The promise behind Matter is simple: Let’s unify all smart home platforms under one internet protocol and create a single language by which all devices can speak to each other, regardless of where they are manufactured or their purpose.
This initiative is aggressively pushed by the three tech giants — Amazon, Google, and Apple — as well as their partners at the Connectivity Standards Alliance.
The simplification power behind Matter is remarkable: to simplify the connectivity process for users and create a one app/assistant fits all system, thus making our lives so much easier, while also allowing brands to maintain their user data.
Why does Matter matter?
The three giants — Apple, Google and Amazon — are not working to only make our lives easier. They have an end game. And this end game is worth billions of dollars.
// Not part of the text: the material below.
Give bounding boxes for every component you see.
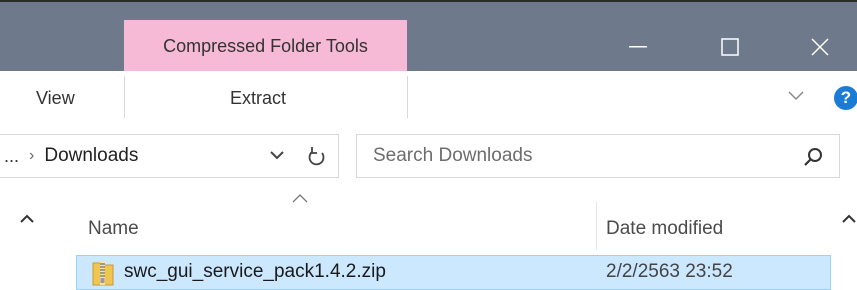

Under a unified communication protocol, any digital assistant, whether it is Alexa or Google, can replace the native brand’s app. While the brands can still maintain their apps and offer them as an option, it is unlikely that the users will want to download additional apps.
As such, all of the user data will now be managed, owned, and controlled by these three giants.
In a situation like this, the native brands are giving up their most valuable asset: data from their user base. The usage information, device based information, and more are likely to navigate its way to the company that operates the digital assistant.
In a world where user data is not owned by the native brand, user engagement becomes less relevant and brands will find themselves positioned in a price-only competition as their most solid way of differentiation. Therefore, their customer experience will be gone and so will their ability to further monetize their user base.
Furthermore, as Google, Amazon and Apple will now own all of the user information, usage information, and user behavior, it will be very easy for them to create their own, cheaper, version of IoT products that it knows has the highest demand and highest usage.
In essence, the battle for Matter is more than a battle for unification. It is the battle for user data.
While Matter is inevitable and has many benefits to it, brands must fight for their right to own the user lifecycle. Without it, the only benefit smart home companies will get out of each customer is the profit from the sale of the actual device.
When will Matter Launch?
The Connectivity Standards Alliance has launched several release dates for Matter in the past. It is now expected in Fall 2022. While there still is no finite date for Matter to actually launch, it is very possible that the launch date will be postponed once more.
However, from our industry conversations with IoT brands at trade shows and more, it is evident that Matter is already part of the conversation.
We also know that the first tranche of devices are likely to fall into categories like lighting, electrical, HVAC, security, and more.